On 2/15/23 19:30, Stefano Brivio wrote:
On Wed, 15 Feb 2023 18:04:56 +0100
Michal Prívozník <mprivozn(a)redhat.com> wrote:
On 2/15/23 08:50, Laine Stump wrote:
On 2/14/23 8:02 AM, Stefano Brivio wrote:
On Tue, 14 Feb 2023 12:51:22 +0100
Michal Privoznik <mprivozn(a)redhat.com> wrote:
> When passt starts it tries to do some security measures to
> restrict itself. For instance, it creates its own namespaces,
> umounts basically everything, drops capabilities, forks off to
> further restrict itself (the child is where all interesting work
> takes place now). This is sound, except it's causing two
> problems:
>
> 1) the PID file FD, which we leak into the passt process, gets
> closed (and thus our virPidFile*() helpers see unlocked PID
> file, which makes them think the process is gone),
I didn't realise this was the case, but giving passt write (unless I'm
missing something) access to a file created by libvirtd doesn't look
desirable to me.
> 2) the PID file no longer reflects true PID of the process.
>
> Worse, the child calls setsid() so we can't even kill the whole
> process group. I mean, we can but it won't be any good.

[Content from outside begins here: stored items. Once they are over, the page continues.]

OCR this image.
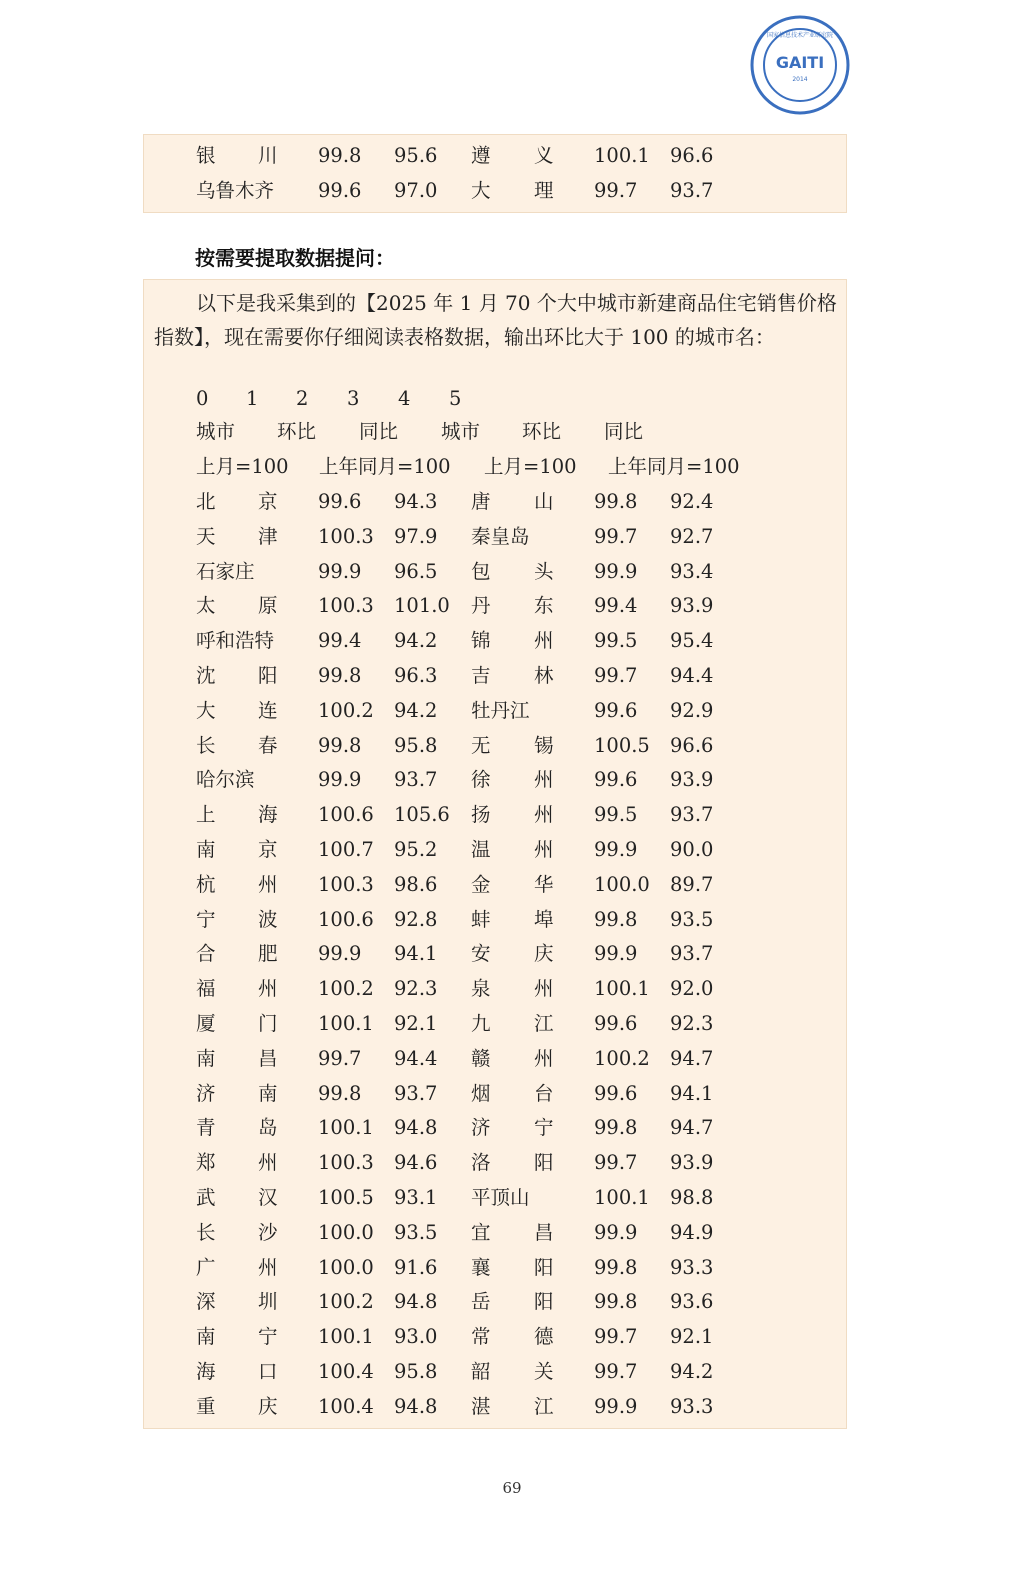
GAITI
2014
国家信息技术产业研究院
银 川 99.8 95.6 遵 义 100.1 96.6
乌鲁木齐 99.6 97.0 大 理 99.7 93.7
按需要提取数据提问：
以下是我采集到的【2025 年 1 月 70 个大中城市新建商品住宅销售价格指数】，现在需要你仔细阅读表格数据，输出环比大于 100 的城市名：
0 1 2 3 4 5
城市 环比 同比 城市 环比 同比
上月=100 上年同月=100 上月=100 上年同月=100
北 京 99.6 94.3 唐 山 99.8 92.4
天 津 100.3 97.9 秦皇岛	99.7 92.7
石家庄	99.9 96.5 包 头 99.9 93.4
太 原 100.3 101.0 丹 东 99.4 93.9
呼和浩特 99.4 94.2 锦 州 99.5 95.4
沈 阳 99.8 96.3 吉 林 99.7 94.4
大 连 100.2 94.2 牡丹江	99.6 92.9
长 春 99.8 95.8 无 锡 100.5 96.6
哈尔滨	99.9 93.7 徐 州 99.6 93.9
上 海 100.6 105.6 扬 州 99.5 93.7
南 京 100.7 95.2 温 州 99.9 90.0
杭 州 100.3 98.6 金 华 100.0 89.7
宁 波 100.6 92.8 蚌 埠 99.8 93.5
合 肥 99.9 94.1 安 庆 99.9 93.7
福 州 100.2 92.3 泉 州 100.1 92.0
厦 门 100.1 92.1 九 江 99.6 92.3
南 昌 99.7 94.4 赣 州 100.2 94.7
济 南 99.8 93.7 烟 台 99.6 94.1
青 岛 100.1 94.8 济 宁 99.8 94.7
郑 州 100.3 94.6 洛 阳 99.7 93.9
武 汉 100.5 93.1 平顶山	100.1 98.8
长 沙 100.0 93.5 宜 昌 99.9 94.9
广 州 100.0 91.6 襄 阳 99.8 93.3
深 圳 100.2 94.8 岳 阳 99.8 93.6
南 宁 100.1 93.0 常 德 99.7 92.1
海 口 100.4 95.8 韶 关 99.7 94.2
重 庆 100.4 94.8 湛 江 99.9 93.3
69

I think that (incorrect PID in the pidfile) is happening because Michal
is using the original version of my patches that were pushed - I had
mimicked the behavior of slirp, where libvirt deamonizes the new
process. If that process then daemonizes itself, we have some sort of
"double daemon"; libvirt has saved off the pid of what it thinks is
going to be the final process, but then that process further forks and
exits from the process whose pid libvirt saved. But because passt was
cleaning up after itself I hadn't noticed the discrepancy in pids when
testing.
Without going into all the details of the pidfile and locking and etc, I
just want to say that if we can fork/exec dnsmasq and let it daemonize
itself and create its own pidfile, then certainly we can do the same
thing for passt. (and if there's a fundamental problem, then it's a
fundamental problem for dnsmasq as well).
Alright. I think I have a solution that would please everybody involved.
I'll post it tomorrow though. I need to test it thoroughly. We would be
able to get passt's PID (which is needed not only for killing it, but
also for CGroup placement), NOT use --foreground and still pass errors
from it to users (that is unless logfile was specified, because
unfortunately, --log-file and --stderr are mutually exclusive).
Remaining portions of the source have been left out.